Uno studio dimostra l'attribuzione al Sanzio del dipinto conservato all'Accademia di San Luca a Roma

0
207
L'affresco di Raffaello (immagine dell'Accademia di San Luca)

Il restauro e le indagini diagnostiche confermano la paternità del Sanzio di un affresco dell’Accademia di San Luca a Roma. Il “Fanciullo reggifestone” di Raffaello presenta infatti le caratteristiche dei dipinti dell’artista del Cinquecento.


Raffaello, ricostruito il volto dell’artista urbinate


“Fanciullo reggifestone” di Raffaello, quali elementi lo provano?

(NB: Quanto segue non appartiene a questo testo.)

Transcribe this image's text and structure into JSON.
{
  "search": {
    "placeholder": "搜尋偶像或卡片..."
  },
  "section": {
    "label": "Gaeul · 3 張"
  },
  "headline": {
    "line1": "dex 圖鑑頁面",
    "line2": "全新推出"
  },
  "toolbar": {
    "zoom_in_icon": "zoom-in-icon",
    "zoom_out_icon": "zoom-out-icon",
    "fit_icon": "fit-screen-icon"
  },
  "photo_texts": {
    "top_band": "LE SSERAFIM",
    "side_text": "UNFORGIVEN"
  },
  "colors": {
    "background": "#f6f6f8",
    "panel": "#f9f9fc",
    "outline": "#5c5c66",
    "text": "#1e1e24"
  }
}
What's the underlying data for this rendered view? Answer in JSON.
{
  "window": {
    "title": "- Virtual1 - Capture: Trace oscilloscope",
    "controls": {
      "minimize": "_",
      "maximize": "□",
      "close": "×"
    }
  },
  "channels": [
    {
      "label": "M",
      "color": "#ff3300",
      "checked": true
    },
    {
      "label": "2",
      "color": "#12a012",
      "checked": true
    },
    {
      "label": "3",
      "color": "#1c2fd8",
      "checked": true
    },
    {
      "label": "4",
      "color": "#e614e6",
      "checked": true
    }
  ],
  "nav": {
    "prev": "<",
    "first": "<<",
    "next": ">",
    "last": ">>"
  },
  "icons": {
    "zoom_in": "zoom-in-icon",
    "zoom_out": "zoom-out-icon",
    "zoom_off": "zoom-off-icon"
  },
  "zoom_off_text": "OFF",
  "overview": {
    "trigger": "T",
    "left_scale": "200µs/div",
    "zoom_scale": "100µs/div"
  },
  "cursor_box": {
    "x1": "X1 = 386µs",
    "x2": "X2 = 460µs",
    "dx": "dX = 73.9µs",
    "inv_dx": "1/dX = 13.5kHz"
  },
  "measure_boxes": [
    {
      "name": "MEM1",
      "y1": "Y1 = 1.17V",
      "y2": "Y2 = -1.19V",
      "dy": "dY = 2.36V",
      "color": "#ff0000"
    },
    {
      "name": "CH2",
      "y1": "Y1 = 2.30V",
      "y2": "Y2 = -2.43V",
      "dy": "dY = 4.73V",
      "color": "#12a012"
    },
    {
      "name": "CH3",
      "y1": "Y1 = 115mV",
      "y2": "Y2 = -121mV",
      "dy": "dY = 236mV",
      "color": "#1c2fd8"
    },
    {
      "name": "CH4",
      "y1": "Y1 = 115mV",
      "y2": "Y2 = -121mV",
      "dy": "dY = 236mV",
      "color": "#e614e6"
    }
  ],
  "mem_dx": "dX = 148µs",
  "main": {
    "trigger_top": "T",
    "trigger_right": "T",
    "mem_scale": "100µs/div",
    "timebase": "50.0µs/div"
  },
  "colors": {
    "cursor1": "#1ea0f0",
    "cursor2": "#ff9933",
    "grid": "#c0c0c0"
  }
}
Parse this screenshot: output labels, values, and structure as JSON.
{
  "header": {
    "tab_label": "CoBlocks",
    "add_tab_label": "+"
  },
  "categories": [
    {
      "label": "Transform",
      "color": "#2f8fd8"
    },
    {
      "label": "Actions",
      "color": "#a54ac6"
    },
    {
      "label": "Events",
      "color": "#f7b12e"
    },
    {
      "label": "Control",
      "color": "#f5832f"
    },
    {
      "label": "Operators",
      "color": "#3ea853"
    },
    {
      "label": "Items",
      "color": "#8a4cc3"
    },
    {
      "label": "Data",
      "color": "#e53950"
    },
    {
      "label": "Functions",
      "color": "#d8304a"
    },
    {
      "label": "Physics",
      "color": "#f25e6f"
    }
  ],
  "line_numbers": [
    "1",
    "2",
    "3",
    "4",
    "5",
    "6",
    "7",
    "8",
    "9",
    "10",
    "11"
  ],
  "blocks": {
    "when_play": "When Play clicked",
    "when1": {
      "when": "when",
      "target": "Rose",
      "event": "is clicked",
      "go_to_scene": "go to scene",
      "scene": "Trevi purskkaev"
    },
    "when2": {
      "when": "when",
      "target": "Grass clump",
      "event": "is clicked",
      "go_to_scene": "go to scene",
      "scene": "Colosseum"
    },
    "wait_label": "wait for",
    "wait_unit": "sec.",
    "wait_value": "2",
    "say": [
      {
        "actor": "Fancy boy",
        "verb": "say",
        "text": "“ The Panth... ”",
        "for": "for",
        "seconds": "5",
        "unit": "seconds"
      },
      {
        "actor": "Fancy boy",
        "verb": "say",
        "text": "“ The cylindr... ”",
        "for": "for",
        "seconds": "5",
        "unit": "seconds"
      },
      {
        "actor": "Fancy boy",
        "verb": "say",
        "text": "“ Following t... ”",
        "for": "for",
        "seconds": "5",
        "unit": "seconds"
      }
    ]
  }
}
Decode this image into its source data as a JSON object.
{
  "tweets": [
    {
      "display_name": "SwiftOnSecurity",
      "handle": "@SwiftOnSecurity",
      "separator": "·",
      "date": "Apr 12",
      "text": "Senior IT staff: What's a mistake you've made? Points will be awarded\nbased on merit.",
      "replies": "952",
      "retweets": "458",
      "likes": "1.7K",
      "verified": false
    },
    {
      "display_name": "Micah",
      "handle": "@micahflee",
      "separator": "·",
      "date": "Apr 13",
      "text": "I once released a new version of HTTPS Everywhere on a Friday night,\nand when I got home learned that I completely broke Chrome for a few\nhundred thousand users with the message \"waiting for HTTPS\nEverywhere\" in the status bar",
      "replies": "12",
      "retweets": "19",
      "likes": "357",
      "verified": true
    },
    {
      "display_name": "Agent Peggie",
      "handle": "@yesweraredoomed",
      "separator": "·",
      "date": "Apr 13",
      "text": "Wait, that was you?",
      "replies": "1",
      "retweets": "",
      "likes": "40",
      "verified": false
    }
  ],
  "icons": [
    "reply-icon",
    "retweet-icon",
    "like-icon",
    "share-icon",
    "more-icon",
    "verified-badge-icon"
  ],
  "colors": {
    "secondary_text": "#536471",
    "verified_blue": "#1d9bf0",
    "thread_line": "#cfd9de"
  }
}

La qualità pittorica del dipinto e la somiglianza all’affresco della chiesa di Sant’Agostino a Roma comprovano l’attribuzione a Raffaello. Il putto a fianco del profeta Isaia del 1511-12 ha infatti la fattura del soggetto dell’opera studiata. Le ricerche dei Mecenati della Galleria Borghese escludono quindi si tratti di un falso ottocentesco.

L’Accademia di San Luca a Roma

Papa Gregorio 13° nel 1577 permette a un gruppo di pittori di riunirsi in un’istituzione. Si tratta dell’Accademia delle arti della pittura, della scultura e del disegno dedicata a San Luca. L’associazione ha lo scopo di formare i giovani artisti e di fornire loro un’educazione adeguata al ruolo nella società. Nel 1634 l’organizzazione ammette anche gli architetti. Le molte donazioni da parte dei membri del sodalizio hanno formato le collezioni con materiali dal 15° al 20° secolo. Ci sono sculture, dipinti, stampe e medaglie di artisti famosi. Il patrimonio è in esposizione a palazzo Carpegna e, in parte, nelle Sale accademiche.

Il “Putto reggifestone” e il restauro

Il “Putto reggifestone” ora attribuito con certezza a Raffaello fa parte delle collezioni dell’Accademia. Si tratta di un dono del mercante e collezionista Jean-Baptiste Wicar nel 1834. I primi riferimenti all’affresco risalgono però al 1829. Pico Cellini infatti, afferma che il dipinto è del Sanzio, ricollegandosi alla testimonianza di Giorgio Vasari. Secondo l’autore de “Le vite” il pittore realizza una versione dell’Isaia che poi distrugge. Tuttavia, molti esperti lo ritengono una copia ottocentesca. Il francese Gustave Moreau nel 1858 apprezza il disegno e il colore dell’opera. I restauratori hanno tolto le alterazioni dei materiali che compromettevano la raffigurazione muraria. La qualità pittorica è infatti compatibile con le opere certe dell’artista.